“Tatarak” d’Andrzej Wajda

Par Boustoune

En polonais, « Tatarak » désigne une plante aquatique, une espèce de jonc qui pousse dans les rivières. Une plante qui, fraîchement coupée, exhale un délicat parfum d’encens entremêlé avec une odeur moins agréable de putréfaction, de poisson pourri.
Le film d’Andrzej Wajda auxquel elle prête son nom, Tatarak, est lui aussi une subtile composition où vie et mort, lumière et ombres, jeunesse et vieillesse cohabitent douloureusement.

L’œuvre combine trois histoires reliées dans un intéressant film-gigogne.
Il y a tout d’abord un long monologue de l’actrice Krystyna Janda, qui raconte son désarroi face à la disparition de son mari, le chef-opérateur Edward Klosinski, des suites d’un cancer fulgurant, alors qu’elle s’apprête à tourner, justement, Tatarak, un film d’Andrzej Wajda dont les thématiques touchent au drame qu’elle vient de vivre. Le cinéaste s’inspire de deux textes distincts pour composer son récit.
Le premier est signé de l’écrivain hongrois Sandor MaraI (1) et dépeint la douleur d’un médecin qui diagnostique une maladie incurable chez son épouse et préfère lui cacher son état, pour qu’elle puisse profiter en toute insouciance des derniers mois qui lui restent à vivre.
Le second est une nouvelle de l’écrivain polonais Jaroslaw Iwaszkievicz (2), auteur qui a inspiré Wajda à plusieurs reprises, où une femme d’âge mûr se prend d’affection pour un jeune homme qui lui rappelle ses fils, morts en 1944 pendant l’insurrection de Varsovie.
Les trois récits fusionnent de manière assez subtile, traitant tous de la perte d’êtres chers et du caractère dérisoire, volatil, de l’existence terrestre.
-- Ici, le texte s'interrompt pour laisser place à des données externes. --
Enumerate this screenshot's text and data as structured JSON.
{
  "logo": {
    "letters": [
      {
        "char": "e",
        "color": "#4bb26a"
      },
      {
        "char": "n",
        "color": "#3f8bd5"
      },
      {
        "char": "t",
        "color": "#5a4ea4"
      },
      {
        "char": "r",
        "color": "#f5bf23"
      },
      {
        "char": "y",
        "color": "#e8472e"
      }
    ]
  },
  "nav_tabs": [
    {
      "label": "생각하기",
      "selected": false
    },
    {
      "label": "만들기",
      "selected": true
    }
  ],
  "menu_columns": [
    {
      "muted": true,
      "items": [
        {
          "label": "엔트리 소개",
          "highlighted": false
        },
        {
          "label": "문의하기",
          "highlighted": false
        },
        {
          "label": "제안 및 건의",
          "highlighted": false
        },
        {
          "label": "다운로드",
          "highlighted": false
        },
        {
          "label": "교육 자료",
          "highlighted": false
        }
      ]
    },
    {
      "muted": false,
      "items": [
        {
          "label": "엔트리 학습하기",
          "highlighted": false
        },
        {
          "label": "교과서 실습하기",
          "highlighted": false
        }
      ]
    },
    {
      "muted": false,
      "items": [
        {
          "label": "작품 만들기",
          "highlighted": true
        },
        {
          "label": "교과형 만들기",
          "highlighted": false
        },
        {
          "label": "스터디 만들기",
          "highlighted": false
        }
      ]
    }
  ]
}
Pas le genre de film apte à vous booster le moral. Plutôt le genre à faire fuir les éventuels spectateurs, surtout avec sa forme épurée et son intrigue des plus minces, sans doute insuffisamment étoffée, ou du moins trop littéraire pour le cinéma …
Et pourtant, Tatarak mérite que l’on s’y intéresse pour deux raisons.

Déjà, il est nettement moins sombre que l’on pourrait le craindre. Certes, le premier plan du film, le monologue de Krystyna Janda, se déroule dans une chambre d’hôtel obscur, mais un rai de lumière passe par l’une des fenêtres et vient apporter une touche de clarté dans les ténèbres. Et tout le film est comme cela, une lutte entre l’ombre et la lumière, la vie et la mort…
Au final, c’est même une ambiance douce et lumineuse, pré-crépusculaire, qui domine. Et une certaine beauté plastique dont les cinéastes polonais ont le secret…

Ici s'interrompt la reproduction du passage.